Short Term Memory Lapse Concerning Long Term Care!

     I was feeling smug about being more or less on top of my finances and thinking I would write a semi-humorous piece about the perils of leaving financial loose ends and storage units full of stuff for others to sort out after we die. Having just "downsized" into a smaller home and retired from a paying career, I have plenty of material. 

During my father's final few years, I had the privilege of witnessing first-hand what happens when one refuses to face reality. My father left himself and his wife (and his caregivers) few options for anything but a life that looked nothing like the one he had hoped to enjoy. Some simple advance planning would have been worth figurative millions (especially when there were no actual millions to be had). At least, that's what I tell myself. 

Long-term care insurance didn't exist for my parents. They, like many Americans, thought Social Security and Medicare/Medicaid would be sufficient to see them through their elder years. Also like many Americans, they hadn't planned for any contingencies. My mother's care needs surfaced  out of nowhere not long after she was 65 and newly remarried. She suffered for the next 10 years from an incurable, debilitating disease that rendered her incapable of caring for herself. Her husband was able to keep her at home instead of in a facility, but even that was a difficult situation, and she died at age 75--unusually early given her lineage. My maternal grandmother was still alive and humming when my mother died. The reality of long-term care began much later for grandma but extended into her 109th year on the planet. 

So I figured that whether I die at 75 or 105, I'll probably need some help, and that help will come with a bright red price tag. Of course I hope my own life and death will be different, but given my limited resources and the government's indebtedness, I choose to be realistic and to spare my kids from having to exhaust their savings just to help me. For the last decade, every December I pay my long-term care insurance premium instead of buying my kids the latest espresso machine or iGadget for Christmas. They seem to appreciate it. At least, that's what they tell me. 

However, today's mail delivered an unwelcome surprise--an ACME Insurance Company notice of non-payment!!! WHAT? My checkbook register confirmed my fear--I hadn't written a check to ACME in December. In fact, the checkbook was empty. (ACME is an old-school paper and pen company, so I have to pay by check). Tonight I tore apart my home office, looking in every possible and impossible file drawer and folder for my checks.

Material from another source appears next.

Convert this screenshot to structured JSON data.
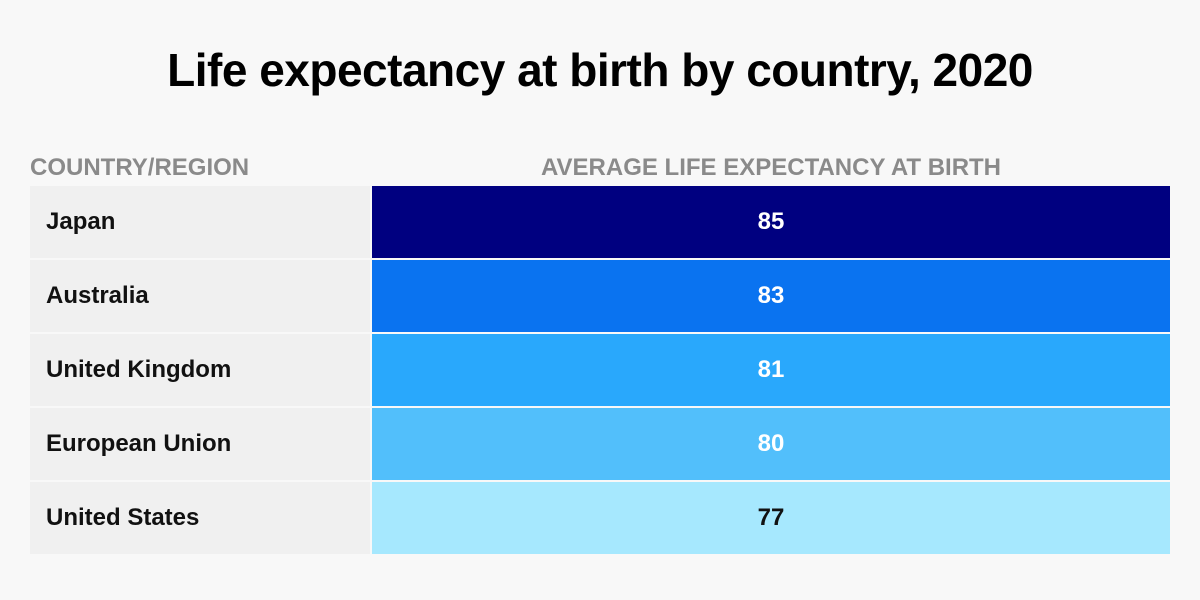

I unearthed piles of papers and found delicious poem scraps and memoir fodder, art supplies and greeting cards, but none of those valuable bits of paper issued by my bank. At least I haven't lost BitCoin, I thought. 

Eventually, I found the next packet of checks (right where I'd left them, of course), but not before I reached for my I'm So Freaking Freaked Out journal which I had pulled off the shelf in the irrational hope that the checks would magically fall from between the pages. That's when I noticed the last freak-out entry dated Feb. 24, 2022, the day Putin invaded Ukraine. 

In a world where humans still wage war and insist on premature destruction, no one can rely on long-term care insurance, or long term anything.  No amount of planning, no storage unit, no government subsidy, or virtual currency can make up for global stability and peace or personal security. 

The only thing I know is that today, right now, caring for one another matters. In the short term and long term, people matter. Freaking out about what hasn't yet come to pass won't do us any good, but caring for one another will. Hope won't pay the bills, but--I have to believe--it does make a difference, somehow. And love won't stop the missiles tomorrow--but maybe that day after that. Even when we misplace the checkbook, can't afford insurance, or have no idea how to ease someone's pain, we have within us the unlimited capacity for love, care, and hope. Let's share.